Use cases

Health insurers' risk adjustments

Risk adjustment defines annual capitation payments to health insurers and is a key determinant of insolvency risk for these insurers.

In this research we compare the current risk adjustment formula used by the Colombian Ministry of Health and Social Protection against alternative specifications that adjust for additional factors. The objective of a risk adjustment mechanism is to reduce the uncertainty of annual health spending by controlling variables that are not subject to manipulation by health insurers.

Approach

In this project we demonstrate that the current risk adjustment formula, which relies on demographic factors and their interactions, can only predict 30% of total health spending in the top quintile of the spending distribution. We also show that the government's formula could be significantly improved by conditioning according to a forecast rather than (ex ante) outcomes on indicators of long-term disease measures. In this research we estimate models based on machine learning and show that nonparametric methodologies such as boosted tree models perform better than linear regressions even when fitting on a smaller set of regressors. Finally, this project shows how risk adjustment policy in Colombia can redistribute its resources more efficiently by adjusting for the health status of enrollees ex ante and by using non parametric specification that capture the nonlinear relationship between risk factors better than linear models.

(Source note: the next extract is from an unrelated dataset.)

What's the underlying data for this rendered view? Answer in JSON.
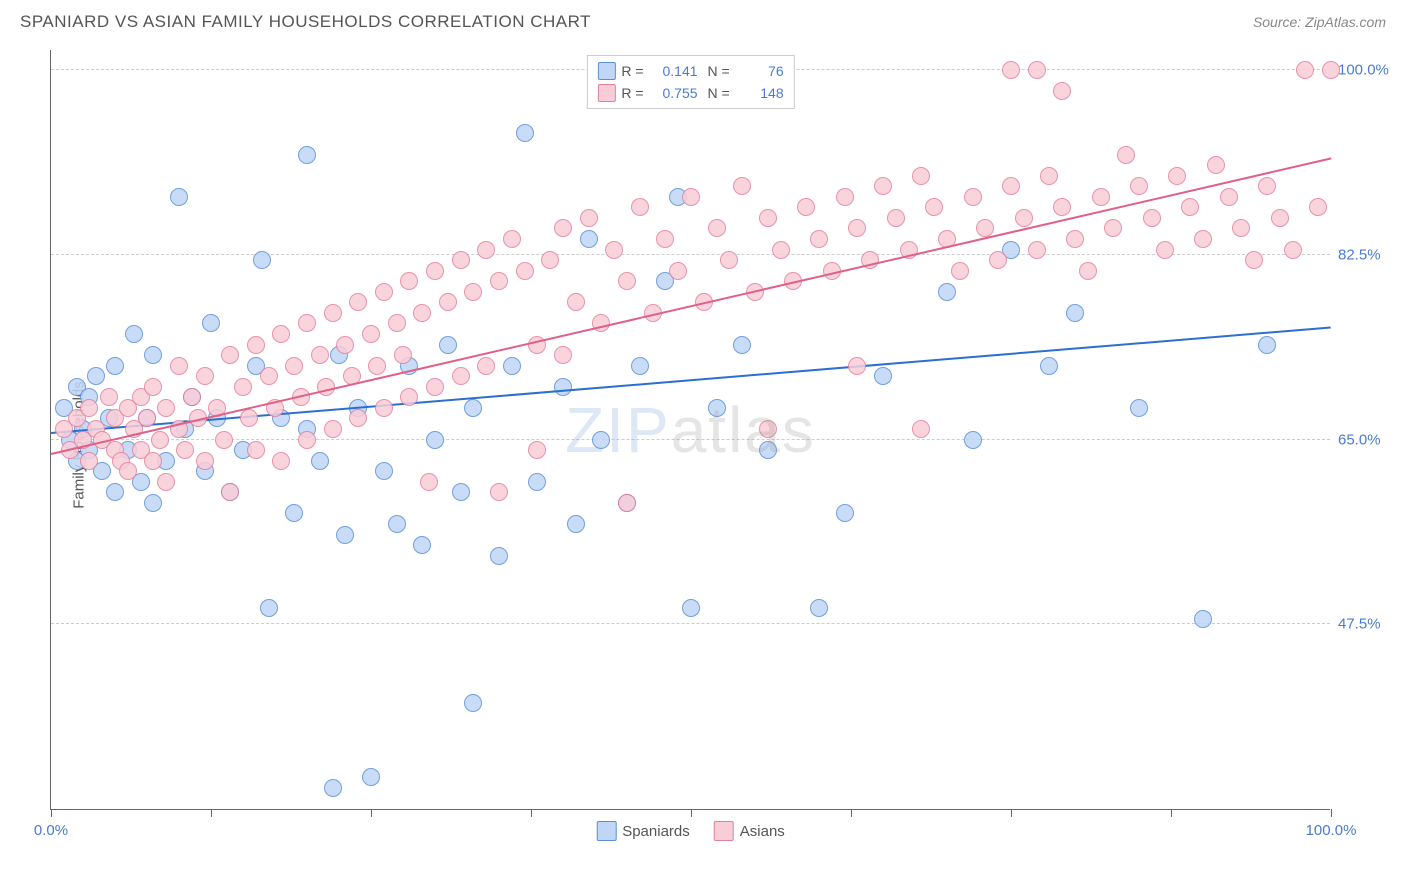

To predict the annual health care spending of contributory system enrollees in Colombia, we used the Sufficiency Base of the Ministry of Health and Social Protection for the years 2010 and 2011. We used the demographic characteristics and diagnoses received by each enrollee during 2010 to predict the annual health expenditure in 2011 adjusted by the number of days enrolled in this year. For each enrollee, we looked at gender, age, municipality of residence, insurer, provider, cost of service, and ICD-10 diagnosis. From an intersection of 13 million individuals, we create two mutually exclusive data sets by randomly selecting 500,000 enrollees each. One dataset is the training set where we will fit all our models and the other is the test set where we will estimate measures of fit.

Results

Our results show that linear models, and in particular the government's current formula, tend to underestimate the total distribution of health spending by almost 11%. The underestimation is problematic because it leaves a portion of the health risk unwarranted. While the inclusion of ex ante morbidity risk adjustment with dummy variables for the 29 long-term diseases reduces the MAE and RMSE error measures substantially compared to the government formula, the inclusion of these techniques generates an increase in the overall predictive index. The machine learning-based models considered in this research were random forest (RF), boosted tree models (GBM) and artificial neural networks (ANN). All parameters of these models were obtained by cross-validation. The best model in this case we found to be the boosted tree model that fits on the set of variables chosen by the selection function (GMB FS), it achieves a more apt predictive index, and much lower errors, outperforming the linear models fitted on the whole set of regressors.